Harris plays a Kyle Bodine, a meticulous Florida cop who falls hard for Rachel Monro (Stowe), a wealthy, unhappily married woman with a reputation for promiscuity. Kyle, a straight-shooting career policeman, has no clue about the local gossip that surrounds Rachel. On the other hand, who can blame her for cheating on an abusive husband who spends most of his time away on business trips and is sleeping with his secretary? Despite Rachel’s reputation, she professes sincere love for Kyle. But this is film noir, and no matter how the strong love it rarely withstands murderous hidden agendas.
Like Body Heat, China Moon employs a sweaty Florida setting and follows the most traditional film noir narrative: An irresistible woman seduces a marginally innocent man and leads him to ruin. Unfortunately, the seduction itself is the film’s weak point. The cloying love sequence between Kyle and Rachel is difficult to watch, if only because it comes off as incredibly contrived and syrupy. Depending on your love life, you might find the courting scenes so cheesy that they end up romantically honest or just so cheesy they stink. I’m of the latter camp.
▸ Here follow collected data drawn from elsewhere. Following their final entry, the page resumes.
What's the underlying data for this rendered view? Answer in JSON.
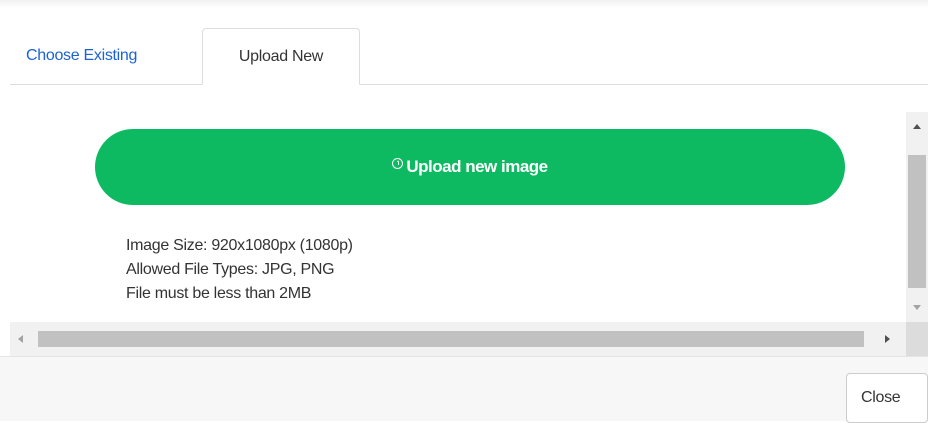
{
  "tabs": [
    {
      "label": "Choose Existing",
      "active": false
    },
    {
      "label": "Upload New",
      "active": true
    }
  ],
  "upload": {
    "button_label": "Upload new image",
    "icon": "upload-circle-icon",
    "info_lines": [
      "Image Size: 920x1080px (1080p)",
      "Allowed File Types: JPG, PNG",
      "File must be less than 2MB"
    ]
  },
  "footer": {
    "close_label": "Close"
  },
  "colors": {
    "accent_button": "#0dba62",
    "link": "#1a62d6"
  }
}
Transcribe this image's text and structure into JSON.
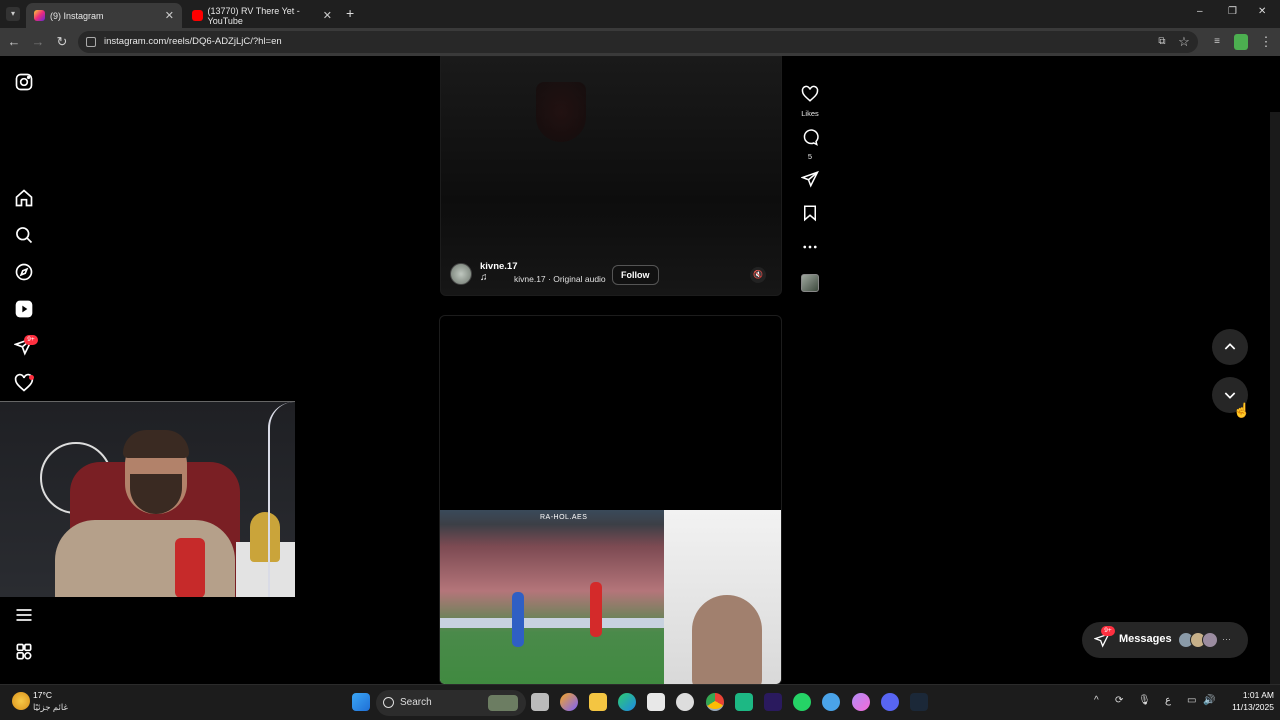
{
  "browser": {
    "tabs": [
      {
        "title": "(9) Instagram",
        "active": true
      },
      {
        "title": "(13770) RV There Yet - YouTube",
        "active": false
      }
    ],
    "new_tab": "+",
    "url": "instagram.com/reels/DQ6-ADZjLjC/?hl=en",
    "window_controls": {
      "minimize": "–",
      "restore": "❐",
      "close": "✕"
    }
  },
  "sidebar": {
    "notifications_badge": "9+"
  },
  "reel": {
    "username": "kivne.17",
    "audio": "kivne.17 · Original audio",
    "follow_label": "Follow",
    "mute_icon": "🔇"
  },
  "actions": {
    "likes_label": "Likes",
    "comments_count": "5"
  },
  "video": {
    "brand_text": "RA-HOL.AES"
  },
  "messages": {
    "label": "Messages",
    "badge": "9+",
    "more": "···"
  },
  "taskbar": {
    "temperature": "17°C",
    "condition": "غائم جزئيًا",
    "search_label": "Search",
    "time": "1:01 AM",
    "date": "11/13/2025",
    "lang": "ع"
  },
  "colors": {
    "accent_red": "#ff3040",
    "panel": "#262626"
  }
}
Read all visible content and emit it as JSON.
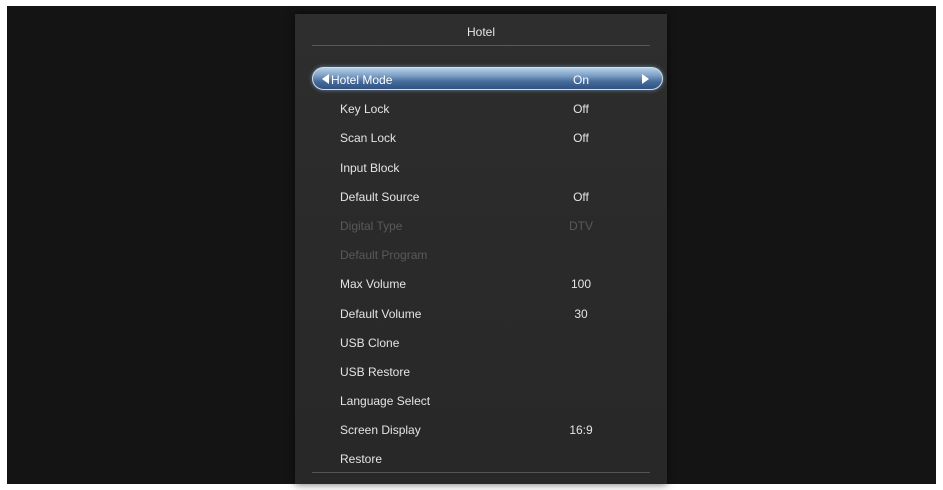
{
  "menu": {
    "title": "Hotel",
    "items": [
      {
        "label": "Hotel Mode",
        "value": "On"
      },
      {
        "label": "Key Lock",
        "value": "Off"
      },
      {
        "label": "Scan Lock",
        "value": "Off"
      },
      {
        "label": "Input Block",
        "value": ""
      },
      {
        "label": "Default Source",
        "value": "Off"
      },
      {
        "label": "Digital Type",
        "value": "DTV"
      },
      {
        "label": "Default Program",
        "value": ""
      },
      {
        "label": "Max Volume",
        "value": "100"
      },
      {
        "label": "Default Volume",
        "value": "30"
      },
      {
        "label": "USB Clone",
        "value": ""
      },
      {
        "label": "USB Restore",
        "value": ""
      },
      {
        "label": "Language Select",
        "value": ""
      },
      {
        "label": "Screen Display",
        "value": "16:9"
      },
      {
        "label": "Restore",
        "value": ""
      }
    ]
  },
  "icons": {
    "left": "triangle-left-icon",
    "right": "triangle-right-icon"
  },
  "colors": {
    "highlight": "#5f84b2",
    "disabled_text": "#595959",
    "text": "#e4e4e4"
  }
}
Once the relationship between Kyle and Rachel is established, however, the story heads toward some decent potboiler suspense. The last half of China Moon is in line with the neo-noir trend for twisty double-crosses. Likely because crime and corruption on its own was covered extensively in the classic era, modern audiences crave the addition of an intelligent mystery–which is not to say that every neo-noir can deliver the goods. For true blue fans of the genre, China Moon is a must-see; for anyone else, stick to Body Heat and the early work of John Dahl.